Es gibt verschiedene Arten von Parodontitis, darunter:

  • Aggressive Parodontitis. Dies beinhaltet eine schnelle Zerstörung von Zahnfleisch und Zähnen und neigt dazu, in Familien zu laufen.
  • Chronische Parodontitis. Die häufigste Form, die chronische Parodontitis, führt nach und nach zu Zahnfleischinstabilität, Zahnverlust und Infektionen.
  • Nekrotisierende Parodontitis. Bei dieser schweren Form der Zahnfleischerkrankung werden das Zahnfleisch, die Stützbänder im Mund und der obere Teil Ihres Kieferknochens zerstört. Diese Art von Zahnfleischerkrankungen tritt häufiger bei Menschen auf, die an Grunderkrankungen wie schwerer Mangelernährung und Störungen des Immunsystems leiden, einschließlich einer HIV-Infektion (Human Immunodeficiency Virus).

Zahnfleischerkrankungen: Die Gefahren jenseits Ihres Mundes

Es kann sogar noch wichtiger sein, auf Ihre Zähne zu achten, als ein schönes Lächeln zu schützen.
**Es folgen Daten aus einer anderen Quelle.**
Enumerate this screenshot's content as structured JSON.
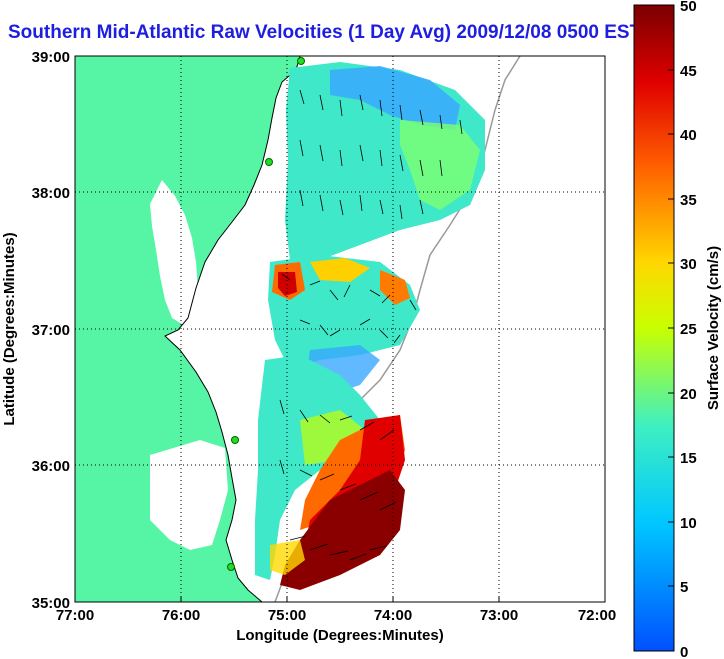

Nach Angaben der American Academy of Periodontology ist Zahnfleischentzündung bei schweren entzündlichen Erkrankungen wie Herz-Kreislauf-Erkrankungen und Krebserkrankungen beliebt. Eine große Studie hat kürzlich gezeigt, dass das Risiko, an Krebs zu erkranken, bei Männern mit Parodontitis um einen kleinen, aber bemerkenswerten Grad zunimmt, selbst bei Nichtrauchern.

Zahnfleischerkrankung: Wann man sich behandeln lässt

Immer wenn Sie einen Zahnfleischbereich bemerken, der wund oder geschwollen ist und sich innerhalb von zwei Wochen nicht bessert, wenden Sie sich an Ihren Zahnarzt. Möglicherweise müssen Sie einen Zahnfleischspezialisten oder Parodontologen aufsuchen, wenn:

  • Sie haben ein hohes Risiko für Gingivitis oder Parodontitis. Ihr Zahnarzt kann Ihnen bei der Bestimmung helfen. Zu den Faktoren, die zu Ihrem Risiko für Zahnfleischerkrankungen beitragen, gehören Ihr Alter, Ihr allgemeiner Gesundheitszustand, Ihre Tabakanamnese und die Frage, ob Familienmitglieder an Zahnfleischerkrankungen leiden oder nicht.
  • Sie haben Diabetes , Herzerkrankungen , Lungenerkrankungen, Osteoporose oder erwägen, schwanger zu werden.
  • Ein Familienmitglied hat Gingivitis oder Parodontitis.

Zahnfleischerkrankungen: Denken Sie Prävention

Auch wenn in Ihrer Familie keine Zahnfleischerkrankungen oder andere Risikofaktoren aufgetreten sind, sollten Sie konkrete Maßnahmen ergreifen, um Zahnfleischentzündungen und Parodontitis vorzubeugen:

  • Pinsel und Zahnseide täglich.
  • Lassen Sie Ihre Zähne mindestens zweimal im Jahr von einem Zahnarzt reinigen.
  • Wenn Sie anhaltende Probleme mit Ihrem Zahnfleisch haben – einschließlich Blutungen, Rötungen, Schwellungen, losen Zähnen, einer Änderung Ihrer Kaubarkeit oder einer Änderung der Passform Ihres Zahnersatzes -, bitten Sie Ihren Zahnarzt, Sie an einen Zahnfleischspezialisten zu überweisen.

Stellen Sie außerdem sicher, dass Sie Ihren Zahnarzt auf alle Ihre Medikamente (einschließlich Vitamine und Kräuterzusätze) sowie auf alle Veränderungen Ihres allgemeinen Gesundheitszustands aufmerksam machen.

Der Schutz Ihres Lächelns ist natürlich wichtig. Beachten Sie jedoch, dass eine gute Mundhygiene auch dazu beitragen kann, Ihre allgemeine Gesundheit zu schützen und zu verbessern.